To achieve that, I think adding them to avalon.util should be a good fit ?

That might be a good idea; like the pyblish.util module; something inbetween a low-level API call, and high-level UI interaction.

An alternative is making each tool package into an API in itself.

I thought more about this and realised it would cause ambiguity.

from avalon import api
from avalon.tools import loader

class MyLoader(api.Loader):
  ...

Or is it loader.Loader? loader.Plugin? What is "loader" versus "Loader"?

How about avalon.api.show("loader", parent=None)

I gave this some thought as well, and thought of two issues.

  1. No code completion or linting of whether "loaderr" is spelled correctly or exists.
  2. Any additional interaction with a tool would need one more of these double-dispatch functions, e.g. show_and_close("publisher"), show_and_validate("publisher"), except now these only work with some tools, and not all. Which means we'll have to guess - especially without code completion - whether a function exists and whether it supports the tool.

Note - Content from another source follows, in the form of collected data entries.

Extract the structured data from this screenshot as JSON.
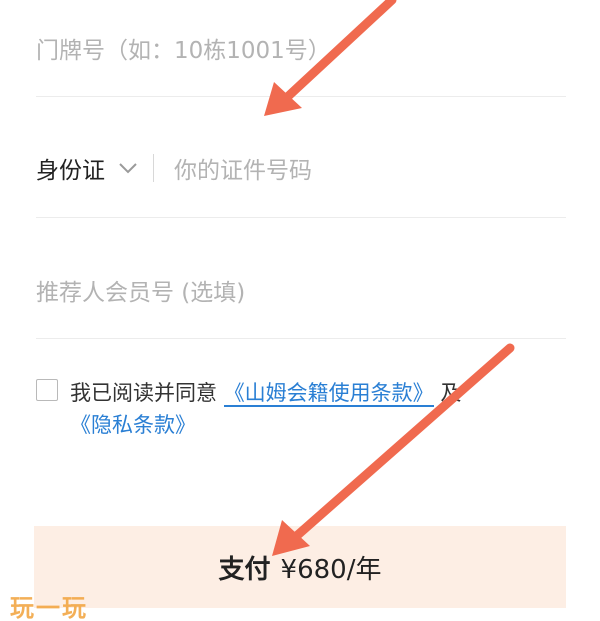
{
  "form": {
    "door_placeholder": "门牌号（如：10栋1001号）",
    "id_type": "身份证",
    "id_placeholder": "你的证件号码",
    "referrer_placeholder": "推荐人会员号 (选填)"
  },
  "agreement": {
    "prefix": "我已阅读并同意",
    "terms_link": "《山姆会籍使用条款》",
    "and": "及",
    "privacy_link": "《隐私条款》"
  },
  "pay_button": {
    "label": "支付",
    "price": "¥680/年"
  },
  "watermark": "玩一玩",
  "colors": {
    "accent_link": "#2a7fd4",
    "pay_button_bg": "#fdeee4",
    "arrow": "#f06a4f",
    "watermark": "#f2a23a"
  }
}
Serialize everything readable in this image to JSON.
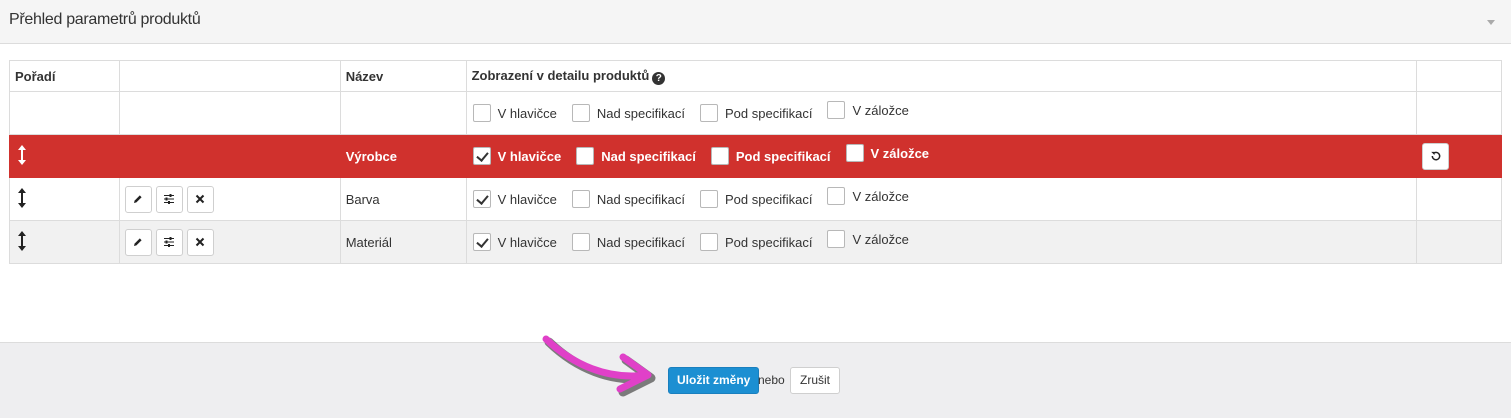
{
  "panel": {
    "title": "Přehled parametrů produktů"
  },
  "table": {
    "headers": {
      "order": "Pořadí",
      "actions": "",
      "name": "Název",
      "display": "Zobrazení v detailu produktů",
      "extra": ""
    },
    "options": [
      "V hlavičce",
      "Nad specifikací",
      "Pod specifikací",
      "V záložce"
    ],
    "filter_row": {
      "checked": [
        false,
        false,
        false,
        false
      ]
    },
    "rows": [
      {
        "name": "Výrobce",
        "checked": [
          true,
          false,
          false,
          false
        ],
        "highlighted": true
      },
      {
        "name": "Barva",
        "checked": [
          true,
          false,
          false,
          false
        ],
        "highlighted": false
      },
      {
        "name": "Materiál",
        "checked": [
          true,
          false,
          false,
          false
        ],
        "highlighted": false
      }
    ]
  },
  "footer": {
    "save_label": "Uložit změny",
    "or_text": "nebo",
    "cancel_label": "Zrušit"
  },
  "colors": {
    "highlight_row": "#d0312d",
    "primary_button": "#1c8fd2",
    "annotation_arrow": "#e040c8"
  },
  "icons": {
    "drag": "vertical-resize-arrow-icon",
    "edit": "pencil-icon",
    "settings": "sliders-icon",
    "delete": "close-x-icon",
    "restore": "undo-icon",
    "help": "question-circle-icon",
    "collapse": "caret-down-icon"
  }
}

avalon.api.show_creator(parent=None)

Granted, this isn't the most elegant or nice to look at solution, but I think it helps encourage a clear separation between what is meant for API access and what is meant for visual user interaction. So the rules would be:

Preferably, the show_ functions wouldn't return anything either, to guarantee people aren't building their pipelines on an unsupported API. But I can see how that's a little draconian, especially with regards to how often people have asked for the GUI handle back from Pyblish's show functions; so how about that for a compromise; the return value of show_* is the API for said tool. Then the class instance needs proper underscores for private members, and stable public members that - like any Avalon API - must never change. (So less is better).

from avalon import api
loader = api.show_loader()
loader.close()

Thoughts?

mottosso commented 5 years ago

Saw you mentioned this here some time ago @tokejepsen, good call.

mottosso commented 5 years ago

as it is now broken, since #418

I managed to fix this, and re-implement backwards compatibility, so 418 should no longer cause any issues (if it does, it's a bug).